On the other hand, compensation plans built around a surplus of KPIs overcomplicate the administration process and dilute engagement in those drivers. KPIs stacked to the sky may surpass the competition in design and complexity, but will fail to get attention and any effective buy-in from recruiters.

So, how many KPIs should shape sales compensation plans? I find that sweet spot to be between three and five drivers. As always, less is more. Evaluate the included performance indicators based on sales activities with the greatest ROIs, those needing greater incentives, and those requiring the most intense focus.

Again, it’s important to clarify to sales and recruiting teams that their performance in these areas have a positive impact upon their compensation. So whether it’s ambitious account acquisition and new staffing lead generation or fill rates and submittal-to-hires, there needs to be clear communication about how their actions pay off.

The long and short: Reduce principal KPIs to those eliciting the best sales and recruiting results. Expand compensation and commission to reward employees for hitting those exact benchmarks.

Pay Commission Bimonthly

Think of your favorite loyalty program. Maybe it’s Starbucks or American Express. Regardless of brand, the rewards are structured so positive reinforcement is prompt. Programs taking too long to pay off fail to condition customers to buy at the desired frequency. When working to motivate sales and recruiting teams, the same mentality generates more frequent success.

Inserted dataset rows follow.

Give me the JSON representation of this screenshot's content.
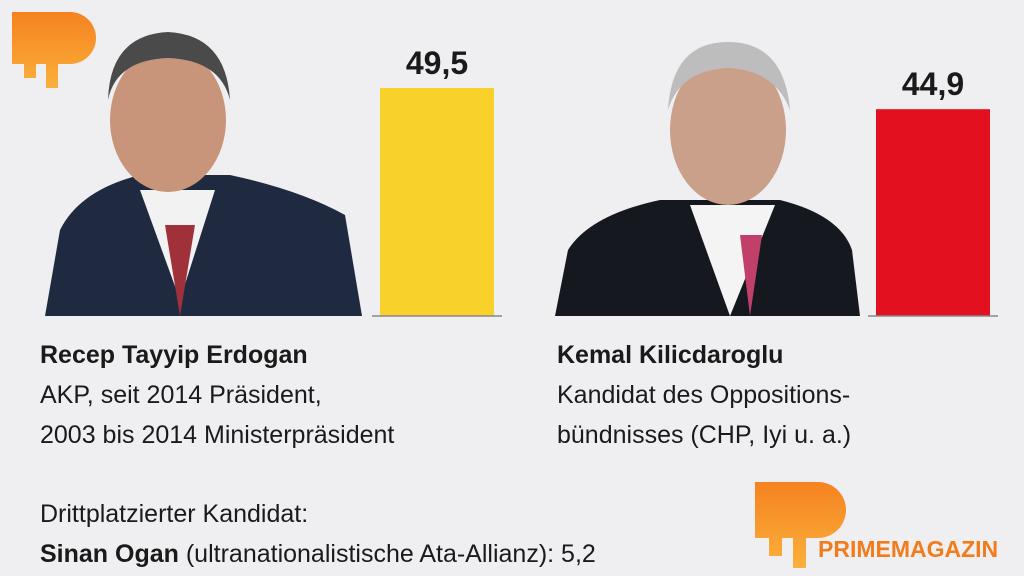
{
  "chart_data": {
    "type": "bar",
    "categories": [
      "Recep Tayyip Erdogan",
      "Kemal Kilicdaroglu"
    ],
    "descriptions": [
      [
        "AKP, seit 2014 Präsident,",
        "2003 bis 2014 Ministerpräsident"
      ],
      [
        "Kandidat des Oppositions-",
        "bündnisses (CHP, Iyi u. a.)"
      ]
    ],
    "values": [
      49.5,
      44.9
    ],
    "value_labels": [
      "49,5",
      "44,9"
    ],
    "colors": [
      "#f8d12a",
      "#e3101f"
    ]
  },
  "third": {
    "heading": "Drittplatzierter Kandidat:",
    "name": "Sinan Ogan",
    "party": "(ultranationalistische Ata-Allianz):",
    "value": 5.2,
    "value_label": "5,2"
  },
  "brand": "PRIMEMAGAZIN"
}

What’s the best payment cadence? Staffing firms see different results, but commission disbursement is a stronger trigger when payments are made on a bimonthly basis. That way, the actions that resulted in fulfillment of certain KPIs are front-of-mind and become habit.

In a perfect world, that’s a great strategy, but what about the X factor that has the potential to rock the commission cadence boat: client payment schedules. Just about every staffing firm has dealt with the true variability of outstanding invoices (probably to the point that some accounts receivable folks feel like bookies). Instead of putting commission installments on hold, an option is to draw against expected commission. Though unearned commission due to fall offs or the like needs to be repaid, recruiters will nonetheless feel motivated because they have the immediate reinforcement of getting paid sooner.

The long and short: Compensate employees promptly, even if that involves using a draw as good faith.

Adjust the Plan Annually

Even if you put the most strategic, most well-received comp plan into action, it is only temporary. Market demand, team size, gross profit margin targets, operating overhead, and a range of other factors change in the blink of an eye. Competitive compensation plans evolve alongside the ebb and flow of the staffing industry.

How often should compensation plans be updated? Every 12 to 24 months at minimum and look at the following considerations:

  • Review industry trends – How is compensation changing in the market? Evaluate whether recent staffing industry trends influence compensation for your staffing firm. Use the SIA Internal Employee Compensation Estimator to measure trends across years of industry experience, staffing segments, and company size. A view of larger trends helps close in on competitive compensation.
  • Evaluate growth targets – You know your target revenue. Which metrics will get help cross the finish line? A successful staffing firm is not going to have static KPIs. As objectives change and new recruiters and salespeople join the team, KPI priorities will reshuffle. Regular comp plan reassessment maintains the right benchmarks to ensure employee motivation remains strong.

The long and short: Audit your compensation plan every 12 to 24 months. Revise it to fit industry trends and internal growth benchmarks. Be sure to dig deep.

Exploring the Right Sales Compensation Best Practices for You

In the end, famed psychologist B.F. Skinner was right: “the way positive reinforcement is carried out is more important than the amount.” Staffing firms that make informed decisions about their economic plan, KPIs, payment frequency, and flexibility have a more lasting influence upon their sales and recruiting team. It all sparks ground floor changes that have the most sustainable impact on staffing firm growth.